Special education has been a battleground for years. Parents of special ed students fought long and hard for their children to be included in mainstream classrooms, and for the money to provide them with extra help.

Now the new law, dubbed No Child Left Behind, has focused even more attention on special education, because of the consequences for entire schools.

The law mandates that schools bring all groups of students up to grade level on standardized reading and math tests, including special ed students and those who do not speak English. If even one of those groups fails to meet progress targets for two years in a row, an entire school can be listed as failing and face an escalating list of sanctions.

In Carson City, seven of the district’s nine schools were classified as failing, although each met the standards schoolwide.
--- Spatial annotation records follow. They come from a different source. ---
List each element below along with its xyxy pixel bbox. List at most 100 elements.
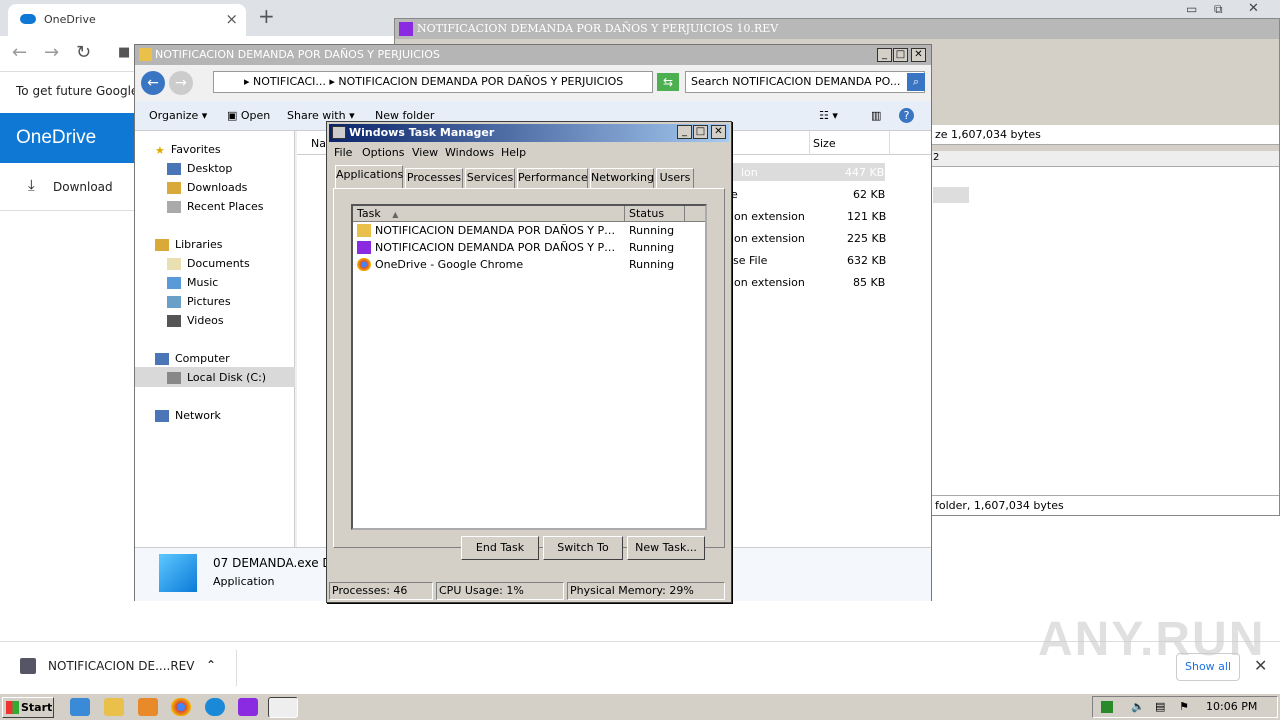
refresh-icon[interactable]: ⇆ [657,73,679,91]
new-tab-button[interactable]: + [258,4,275,28]
switch-to-button[interactable]: Switch To [543,536,623,560]
organize-button[interactable]: Organize ▾ [149,109,207,122]
end-task-button[interactable]: End Task [461,536,539,560]
tm-close-button[interactable]: ✕ [711,125,726,139]
nav-label: Documents [187,257,250,270]
archive-file-icon [20,658,36,674]
task-row[interactable]: NOTIFICACION DEMANDA POR DAÑOS Y PERJU..… [357,239,701,256]
menu-view[interactable]: View [412,146,438,159]
task-row[interactable]: OneDrive - Google Chrome Running [357,256,701,273]
menu-file[interactable]: File [334,146,352,159]
task-name: NOTIFICACION DEMANDA POR DAÑOS Y PERJU..… [375,241,621,254]
ie-icon[interactable] [70,698,90,716]
explorer-title[interactable]: NOTIFICACION DEMANDA POR DAÑOS Y PERJUIC… [135,45,931,65]
tab-title: OneDrive [44,13,96,26]
nav-downloads[interactable]: Downloads [167,181,247,194]
maximize-button[interactable]: □ [893,48,908,62]
open-button[interactable]: ▣ Open [227,109,270,122]
column-name[interactable]: Na [311,137,326,150]
reload-icon[interactable]: ↻ [76,42,91,63]
nav-pictures[interactable]: Pictures [167,295,231,308]
close-tab-icon[interactable]: × [225,10,238,28]
nav-favorites[interactable]: ★ Favorites [155,143,221,157]
minimize-window-icon[interactable]: ▭ [1186,2,1197,16]
task-manager-title[interactable]: Windows Task Manager [329,124,729,142]
tab-networking[interactable]: Networking [590,168,654,188]
tab-performance[interactable]: Performance [517,168,588,188]
start-label: Start [21,701,53,714]
download-button[interactable]: ⤓ Download [0,163,135,211]
menu-options[interactable]: Options [362,146,404,159]
start-button[interactable]: Start [2,697,54,718]
chrome-icon [357,258,371,271]
task-manager-window[interactable]: Windows Task Manager _ □ ✕ File Options … [326,121,732,603]
chrome-taskbar-icon[interactable] [171,698,191,716]
preview-pane-icon[interactable]: ▥ [871,109,881,122]
onedrive-cloud-icon [20,14,36,24]
explorer-icon[interactable] [104,698,124,716]
winrar-taskbar-icon[interactable] [238,698,258,716]
nav-documents[interactable]: Documents [167,257,250,270]
media-player-icon[interactable] [138,698,158,716]
tab-processes[interactable]: Processes [405,168,463,188]
search-icon[interactable]: ⌕ [907,73,925,91]
address-bar[interactable]: ▸ NOTIFICACI... ▸ NOTIFICACION DEMANDA P… [213,71,653,93]
new-task-button[interactable]: New Task... [627,536,705,560]
forward-arrow-icon[interactable]: → [44,42,59,63]
nav-network[interactable]: Network [155,409,221,422]
back-button-icon[interactable]: ← [141,71,165,95]
winrar-title[interactable]: NOTIFICACION DEMANDA POR DAÑOS Y PERJUIC… [395,19,1279,39]
volume-icon[interactable]: 🔈 [1131,700,1145,713]
task-list[interactable]: Task ▲ Status NOTIFICACION DEMANDA POR D… [351,204,707,530]
close-window-icon[interactable]: ✕ [1248,1,1259,16]
flag-icon[interactable]: ⚑ [1179,700,1189,713]
tray-status-icon[interactable] [1101,701,1113,713]
nav-local-disk[interactable]: Local Disk (C:) [135,367,295,387]
tab-users[interactable]: Users [656,168,694,188]
winrar-file-list[interactable] [931,167,1279,495]
nav-computer[interactable]: Computer [155,352,230,365]
search-input[interactable]: Search NOTIFICACION DEMANDA PO... [685,71,925,93]
forward-button-icon[interactable]: → [169,71,193,95]
nav-label: Desktop [187,162,233,175]
close-button[interactable]: ✕ [911,48,926,62]
nav-libraries[interactable]: Libraries [155,238,223,251]
recent-places-icon [167,201,181,213]
edge-icon[interactable] [205,698,225,716]
winrar-icon [399,22,413,36]
tm-maximize-button[interactable]: □ [693,125,708,139]
file-size: 121 KB [847,210,887,223]
winrar-selected-row[interactable] [933,187,969,203]
column-size[interactable]: Size [813,137,836,150]
lock-icon: ■ [118,45,131,60]
nav-videos[interactable]: Videos [167,314,224,327]
tm-minimize-button[interactable]: _ [677,125,692,139]
taskbar: Start 🔈 ▤ ⚑ [0,693,1280,720]
help-icon[interactable]: ? [899,108,914,123]
task-manager-status-bar: Processes: 46 CPU Usage: 1% Physical Mem… [329,582,729,602]
menu-help[interactable]: Help [501,146,526,159]
task-name: NOTIFICACION DEMANDA POR DAÑOS Y PERJU..… [375,224,621,237]
star-icon: ★ [155,144,165,157]
menu-windows[interactable]: Windows [445,146,494,159]
tab-applications[interactable]: Applications [335,165,403,188]
nav-music[interactable]: Music [167,276,218,289]
tab-services[interactable]: Services [465,168,515,188]
nav-desktop[interactable]: Desktop [167,162,232,175]
minimize-button[interactable]: _ [877,48,892,62]
network-tray-icon[interactable]: ▤ [1155,700,1165,713]
column-status[interactable]: Status [625,206,685,222]
nav-recent-places[interactable]: Recent Places [167,200,264,213]
task-row[interactable]: NOTIFICACION DEMANDA POR DAÑOS Y PERJU..… [357,222,701,239]
chevron-up-icon[interactable]: ⌃ [206,658,216,672]
download-icon: ⤓ [28,176,35,194]
back-arrow-icon[interactable]: ← [12,42,27,63]
view-options-icon[interactable]: ☷ ▾ [819,109,838,122]
download-item-name[interactable]: NOTIFICACION DE....REV [48,659,194,673]
file-size: 85 KB [853,276,886,289]
browser-tab[interactable]: OneDrive × [8,4,246,36]
task-list-header: Task ▲ Status [353,206,705,222]
task-manager-taskbar-button[interactable] [268,697,298,718]
column-task[interactable]: Task ▲ [353,206,625,222]
restore-window-icon[interactable]: ⧉ [1214,2,1223,17]
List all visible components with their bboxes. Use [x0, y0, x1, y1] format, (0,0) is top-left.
Across Nevada, about 30 percent of the schools did not make adequate yearly progress.

In South Carolina, more than three-fourths of schools were listed as failing. Sandra Lindsay, the state’s deputy education secretary, said special education was the most common denominator.

In Nashville, Tenn., schools director Pedro Garcia called it “ludicrous, to give a (special ed) student a test that they cannot read or understand, much less know the answer.”

In Oregon, 202 schools reported that their special education students had failed to make the desired progress in reading; 181 said that was true for math.

The government is defending the special education portion of the law, though officials said some changes are in the works that would give more leeway to the most seriously disabled children and their teachers.

However, the Education Department does not want to let all special education students and their teachers off the hook, said Ronald Tomalis, acting assistant secretary for elementary and secondary education.

“There have been low expectations for some of these children all along,” he said. “And that’s not because of mental abilities, but because of poor instruction received in the early grades. We need to challenge schools that these children can achieve. Sure, they will need an intensive program, but they can be brought up to grade level.”